Java SDK token refresh failing during long-running batch job

Need some troubleshooting help with a token expiry issue in our Spring Boot batch processor. We are using the Genesys Cloud Java SDK (version 13.1.0) to process a large queue of conversation updates. The job runs for about 15 minutes, which exceeds the standard access token lifetime.

According to the SDK documentation, the ApiClient should handle token refresh automatically: “The client will automatically refresh the token if the access token is expired or near expiration.” However, our logs show that the refresh fails intermittently, causing the batch job to crash with a 401 Unauthorized error halfway through processing.

Here is our configuration snippet:

ApiClient client = ApiClient.builder()
 .withClientId(clientId)
 .withClientSecret(clientSecret)
 .withRegion(Region.EU_WEST_1)
 .build();

We are seeing this specific error in the logs:
java.net.http.HttpClient$TimeoutException: HTTP request timed out
followed by 401 Unauthorized on the next API call.

  • I have verified that the clientId and clientSecret are correct and have sufficient scope permissions.
  • I attempted to manually call client.getAccessToken() before each batch chunk, but the SDK throws an exception saying the token is already valid.

Why is the automatic refresh logic failing in a multi-threaded batch context? Is there a configuration setting we are missing for thread-safe token management?

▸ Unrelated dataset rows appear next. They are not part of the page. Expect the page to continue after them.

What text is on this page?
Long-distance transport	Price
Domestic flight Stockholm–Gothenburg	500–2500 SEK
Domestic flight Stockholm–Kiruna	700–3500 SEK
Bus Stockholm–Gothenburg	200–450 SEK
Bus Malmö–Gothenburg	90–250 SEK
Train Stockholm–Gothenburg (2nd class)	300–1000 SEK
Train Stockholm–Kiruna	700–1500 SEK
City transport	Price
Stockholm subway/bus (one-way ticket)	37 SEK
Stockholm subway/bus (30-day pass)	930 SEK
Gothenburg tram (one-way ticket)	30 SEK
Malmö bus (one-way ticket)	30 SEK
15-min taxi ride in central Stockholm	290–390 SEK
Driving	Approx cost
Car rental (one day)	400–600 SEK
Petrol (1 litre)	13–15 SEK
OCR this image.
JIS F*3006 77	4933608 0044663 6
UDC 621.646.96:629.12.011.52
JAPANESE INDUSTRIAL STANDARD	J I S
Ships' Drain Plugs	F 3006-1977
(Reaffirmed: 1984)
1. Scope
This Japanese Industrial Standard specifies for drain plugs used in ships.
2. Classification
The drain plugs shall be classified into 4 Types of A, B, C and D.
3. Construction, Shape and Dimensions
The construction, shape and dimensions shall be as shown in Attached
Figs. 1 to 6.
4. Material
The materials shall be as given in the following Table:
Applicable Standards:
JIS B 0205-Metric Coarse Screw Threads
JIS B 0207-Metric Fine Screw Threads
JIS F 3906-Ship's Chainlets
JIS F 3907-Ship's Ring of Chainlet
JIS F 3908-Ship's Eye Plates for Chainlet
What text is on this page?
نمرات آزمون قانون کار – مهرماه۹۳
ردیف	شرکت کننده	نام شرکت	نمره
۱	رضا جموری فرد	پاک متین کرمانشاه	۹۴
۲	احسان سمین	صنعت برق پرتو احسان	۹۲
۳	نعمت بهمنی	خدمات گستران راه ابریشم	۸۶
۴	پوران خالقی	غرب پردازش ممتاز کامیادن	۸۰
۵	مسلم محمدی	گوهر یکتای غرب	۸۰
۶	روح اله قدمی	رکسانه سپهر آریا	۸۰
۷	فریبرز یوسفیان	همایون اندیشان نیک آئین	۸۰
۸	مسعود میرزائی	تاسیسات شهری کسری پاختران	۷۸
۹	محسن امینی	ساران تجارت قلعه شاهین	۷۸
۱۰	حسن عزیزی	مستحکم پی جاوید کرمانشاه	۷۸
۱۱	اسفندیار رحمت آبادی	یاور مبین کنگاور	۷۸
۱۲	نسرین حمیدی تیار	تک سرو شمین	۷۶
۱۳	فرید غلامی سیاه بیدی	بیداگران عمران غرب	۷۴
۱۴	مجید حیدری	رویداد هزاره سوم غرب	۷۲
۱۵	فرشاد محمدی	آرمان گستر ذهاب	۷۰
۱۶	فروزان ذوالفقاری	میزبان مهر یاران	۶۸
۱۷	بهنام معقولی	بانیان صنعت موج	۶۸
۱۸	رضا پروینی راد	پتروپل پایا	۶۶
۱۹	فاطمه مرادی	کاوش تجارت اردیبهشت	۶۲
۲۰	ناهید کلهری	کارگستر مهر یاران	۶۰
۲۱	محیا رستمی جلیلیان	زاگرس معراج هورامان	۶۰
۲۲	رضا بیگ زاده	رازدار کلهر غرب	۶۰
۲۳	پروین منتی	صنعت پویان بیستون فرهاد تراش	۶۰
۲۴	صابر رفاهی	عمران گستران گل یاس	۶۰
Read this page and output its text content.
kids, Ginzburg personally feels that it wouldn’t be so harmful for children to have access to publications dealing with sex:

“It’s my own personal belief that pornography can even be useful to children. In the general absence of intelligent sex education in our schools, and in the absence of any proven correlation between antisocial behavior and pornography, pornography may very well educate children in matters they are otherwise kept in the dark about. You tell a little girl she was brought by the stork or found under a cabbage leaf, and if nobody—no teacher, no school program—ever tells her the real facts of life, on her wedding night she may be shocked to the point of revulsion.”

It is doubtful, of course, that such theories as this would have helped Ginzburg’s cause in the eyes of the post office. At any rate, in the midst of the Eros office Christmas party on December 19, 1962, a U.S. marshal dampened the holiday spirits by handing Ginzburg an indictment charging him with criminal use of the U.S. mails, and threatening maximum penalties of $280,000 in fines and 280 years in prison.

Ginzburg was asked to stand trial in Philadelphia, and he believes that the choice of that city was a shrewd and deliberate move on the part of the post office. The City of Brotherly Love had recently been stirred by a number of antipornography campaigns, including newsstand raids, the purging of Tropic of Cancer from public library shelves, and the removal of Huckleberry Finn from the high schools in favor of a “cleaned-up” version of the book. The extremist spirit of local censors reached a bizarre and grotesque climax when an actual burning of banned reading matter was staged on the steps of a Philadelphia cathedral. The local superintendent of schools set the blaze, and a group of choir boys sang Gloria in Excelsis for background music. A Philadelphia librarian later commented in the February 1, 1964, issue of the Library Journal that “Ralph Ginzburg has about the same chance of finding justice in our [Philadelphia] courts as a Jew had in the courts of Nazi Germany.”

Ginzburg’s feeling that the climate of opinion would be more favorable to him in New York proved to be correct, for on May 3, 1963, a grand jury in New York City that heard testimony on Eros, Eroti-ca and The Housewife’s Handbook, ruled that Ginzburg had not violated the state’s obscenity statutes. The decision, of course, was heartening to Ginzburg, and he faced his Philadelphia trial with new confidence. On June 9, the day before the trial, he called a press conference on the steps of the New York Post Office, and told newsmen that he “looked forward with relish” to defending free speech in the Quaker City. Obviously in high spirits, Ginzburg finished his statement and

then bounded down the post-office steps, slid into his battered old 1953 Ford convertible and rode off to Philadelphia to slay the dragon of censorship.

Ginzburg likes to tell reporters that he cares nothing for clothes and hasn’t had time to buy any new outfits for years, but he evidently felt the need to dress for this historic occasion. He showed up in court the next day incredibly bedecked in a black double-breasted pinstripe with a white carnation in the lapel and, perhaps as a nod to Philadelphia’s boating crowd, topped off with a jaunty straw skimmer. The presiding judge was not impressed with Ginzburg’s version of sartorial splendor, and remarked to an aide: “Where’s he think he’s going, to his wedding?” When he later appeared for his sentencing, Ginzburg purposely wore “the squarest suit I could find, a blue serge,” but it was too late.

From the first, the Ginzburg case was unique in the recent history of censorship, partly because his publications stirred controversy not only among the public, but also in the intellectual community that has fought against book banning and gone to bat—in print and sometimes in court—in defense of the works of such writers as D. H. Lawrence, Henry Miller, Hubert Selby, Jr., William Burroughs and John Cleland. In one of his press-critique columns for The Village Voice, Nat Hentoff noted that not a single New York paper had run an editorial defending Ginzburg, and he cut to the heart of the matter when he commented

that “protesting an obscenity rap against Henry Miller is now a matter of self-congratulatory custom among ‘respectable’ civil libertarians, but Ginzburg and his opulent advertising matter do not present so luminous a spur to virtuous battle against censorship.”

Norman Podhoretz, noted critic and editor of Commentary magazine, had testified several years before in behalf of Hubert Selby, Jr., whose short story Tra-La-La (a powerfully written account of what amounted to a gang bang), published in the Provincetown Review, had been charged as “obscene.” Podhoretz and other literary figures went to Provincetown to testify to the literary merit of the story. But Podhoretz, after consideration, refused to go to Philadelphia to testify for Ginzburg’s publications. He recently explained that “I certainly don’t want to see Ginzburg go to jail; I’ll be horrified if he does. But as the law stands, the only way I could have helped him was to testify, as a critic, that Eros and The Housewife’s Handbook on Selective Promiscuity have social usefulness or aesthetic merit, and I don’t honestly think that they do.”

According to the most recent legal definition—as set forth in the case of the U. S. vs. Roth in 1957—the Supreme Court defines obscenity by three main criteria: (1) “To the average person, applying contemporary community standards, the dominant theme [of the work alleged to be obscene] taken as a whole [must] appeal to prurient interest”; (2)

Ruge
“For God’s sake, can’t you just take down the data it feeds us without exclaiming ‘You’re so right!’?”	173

Ah, this is a recognized issue… with how the Java SDK manages the refresh token lifecycle in single-threaded batch contexts. The ApiClient does handle refreshes, but it relies on a background thread that can get starved or blocked during heavy I/O operations in a Spring Boot batch job. If your main execution thread is saturated, the refresh callback might not fire before the access token expires, causing subsequent calls to fail with 401.

You don’t need to rewrite the authentication logic, but you do need to explicitly trigger the refresh check before critical operations or ensure the refresh thread has priority. Here is a minimal repro pattern using the SDK’s internal refresh mechanism directly:

import com.mypurecloud.api.client.ApiClient;
import com.mypurecloud.api.client.auth.OAuth2Authenticator;

public class TokenRefreshHelper {
 
 public static void ensureTokenRefresh(ApiClient apiClient) {
 try {
 // Force a refresh if the token is close to expiry
 // This prevents race conditions in batch loops
 OAuth2Authenticator authenticator = (OAuth2Authenticator) apiClient.getAuthenticator();
 if (authenticator != null && authenticator.isTokenExpiredOrNearExpiry()) {
 authenticator.refreshToken();
 }
 } catch (Exception e) {
 // Log the error but don't fail the batch step immediately
 // unless it's a fatal scope issue
 System.err.println("Token refresh failed: " + e.getMessage());
 throw e; // Fail fast if refresh itself fails
 }
 }
}

In your batch processor, call ensureTokenRefresh(apiClient) before each chunk of API calls. Also, verify that your ApiClient was initialized with both clientId, clientSecret, and a valid refreshToken. The auto-refresh only works if the initial authentication flow returned a refresh token, which requires the offline_access scope. Check your initial auth request scopes here: https://developer.genesys.cloud/apidocs/conversations/#oauth-scopes. If you’re missing offline_access, the SDK can’t refresh, no matter how good the threading is.

TL;DR: Don’t trust the auto-refresh in tight loops. Implement a manual pre-check.

Check your thread saturation. The background refresh thread gets starved when your main batch loop is hammering the API. I’ve seen this exact pattern fail in long-running Java processes. The SDK’s automatic refresh isn’t thread-safe enough for high-concurrency batch jobs.

Instead of waiting for a 401, proactively check the token expiry before each API call. Here’s how I handle it in my migration scripts:

// Before any API call
if (apiClient.getAccessToken().isExpiredIn(60)) { // 60s buffer
 apiClient.refreshToken();
}

This forces a refresh if the token expires within 60 seconds. It adds minimal latency but prevents the race condition where the background thread misses the window. You’ll need to handle the AuthorizationException if the refresh itself fails, but it’s far more reliable than relying on the SDK’s internal scheduler during heavy I/O. Keep your main thread light and explicit about auth state.